Вот Хлебников, наконец, сделал кино для всех. Для белых, для чёрных, для умных, для глупых, для бедных и богатых – там каждый находит своё. И поэтому все слои населения – образованные и не очень – идут смотреть. Там каждый видит своё.

Не очень образованные видят кино из жизни «Скорой помощи». Там есть это? Есть.

Очень образованные видят кино о человеке, который не получает взаимности ни от чего – ни от общества, ни от мира, ни от любимой женщины. Понимаете?

Это горькая история о том, что хороший человек сегодня никому не нужен. НЕ НУЖЕН.

– Ирина, значит, всё-таки Хлебников ведёт себя как режиссёр прошлого времени?

– Он ведёт себя так, как ему позволяют вести себя, во-первых, его личная репутация, а, во-вторых, его личный продюсер. Я должна сказать о Рубене Дишдишяне в самых превосходных степенях. Я вот дружу близко с режиссёром Николаем Лебедевым, и вот сижу у них на террасе, и вижу какие там взаимоотношения Коли и продюсера Дишдишяна, и просто радуюсь за творца.

Потому что Дишдишян доверяет художнику. Почему у него получился фильм «Ликвидация»? Потому что он доверял Урсуляку.

Почему у него получается фильм «Аритмия»? Потому что он доверяет Хлебникову.

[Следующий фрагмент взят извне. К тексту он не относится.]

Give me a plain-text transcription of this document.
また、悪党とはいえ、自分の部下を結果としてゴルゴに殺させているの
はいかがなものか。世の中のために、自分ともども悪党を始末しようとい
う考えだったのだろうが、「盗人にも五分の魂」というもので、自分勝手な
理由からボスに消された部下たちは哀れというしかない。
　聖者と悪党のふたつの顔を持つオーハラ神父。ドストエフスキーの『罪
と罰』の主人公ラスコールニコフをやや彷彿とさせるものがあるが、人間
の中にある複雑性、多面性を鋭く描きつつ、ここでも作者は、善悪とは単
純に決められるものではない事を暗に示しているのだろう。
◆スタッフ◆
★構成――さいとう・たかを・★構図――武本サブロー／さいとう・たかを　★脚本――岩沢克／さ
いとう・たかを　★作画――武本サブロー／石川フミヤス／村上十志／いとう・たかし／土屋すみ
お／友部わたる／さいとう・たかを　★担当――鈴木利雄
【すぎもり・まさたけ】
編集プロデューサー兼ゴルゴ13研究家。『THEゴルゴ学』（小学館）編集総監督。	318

Ещё раз говорю, художнику надо доверять. Советская власть художнику ДО-ВЕ-РЯ-ЛА. Проверяла, иногда сильно и жестоко проверяла, но изначально – тому же Тарковскому давали деньги на его фильмы. Хотя знали, что он не будет снимать деньги про славу КПСС. Ему давали.

Тарковскому два раза дали деньги на один и тот же фильм, когда он полностью запорол всю картину. Ему не сказали: «Запорол – всё. Ещё и затраты возместишь», как сказал бы продюсер сегодня.

– Это была картина...

– «Сталкер». Картина «Сталкер» по официальной версии полностью была запорота в брак. Опальному Тарковскому дали второй раз деньги на одно и то же кино.

Понимали всё-таки, какого масштаба художник перед ними. Они как-то понимали. Почему сегодняшние не понимают? Почему сегодня ничтожные люди, которые сидят в этих кабинетах, диктуют свои странные правила «игры»?...

Кто такой Мединский, скажите мне? Кто он? Откуда он взялся? Почему он имеет право руководить нашим кино? Как это? Я понимаю, когда кинематографом руководил Армен Медведев, человек, который каждую стадию в кинематографе прошёл своими ногами.

Но кто это такой? Почему он руководит? Откуда он знает, каким должно быть кино, если он ничего не видел вообще? Он малограмотный. И в результате масштабный госзаказ получают проекты, от которых иной раз просто глаза на лоб лезут, честное слово…

При СССР уровень руководства искусством был реально выше – там на государство работали целые институты консультантов, те самые, которые сегодня благополучно закрывают или пытаются закрыть – НИИ Киноискусства, НИИ искусствознания. Сегодня просто берут и уничтожают искусствознание как науку. А и правда, зачем наука полуграмотному министру культуры?

– Ирина, ну, всё-таки не так всё уже совсем мрачно.

– Всё забавно. Жизнь забавляет. Шутки у неё такие…

– Расскажите о себе.

– Ну что мне о себе рассказать? Я когда-то давным-давно поступила в театральный институт, потому что я любила две вещи – Ленинградский Большой Драматический театр и Ефима Захаровича Копеляна, актёра-премьера этого театра. А вот когда я поступила в театральный институт, я внутренне поняла, что я больше люблю кино. Я это поняла, потому что меня буквально тянуло в кинотеатр «Кинематограф» на Васильевский остров, тянуло больше, чем даже в мой обожаемый БДТ.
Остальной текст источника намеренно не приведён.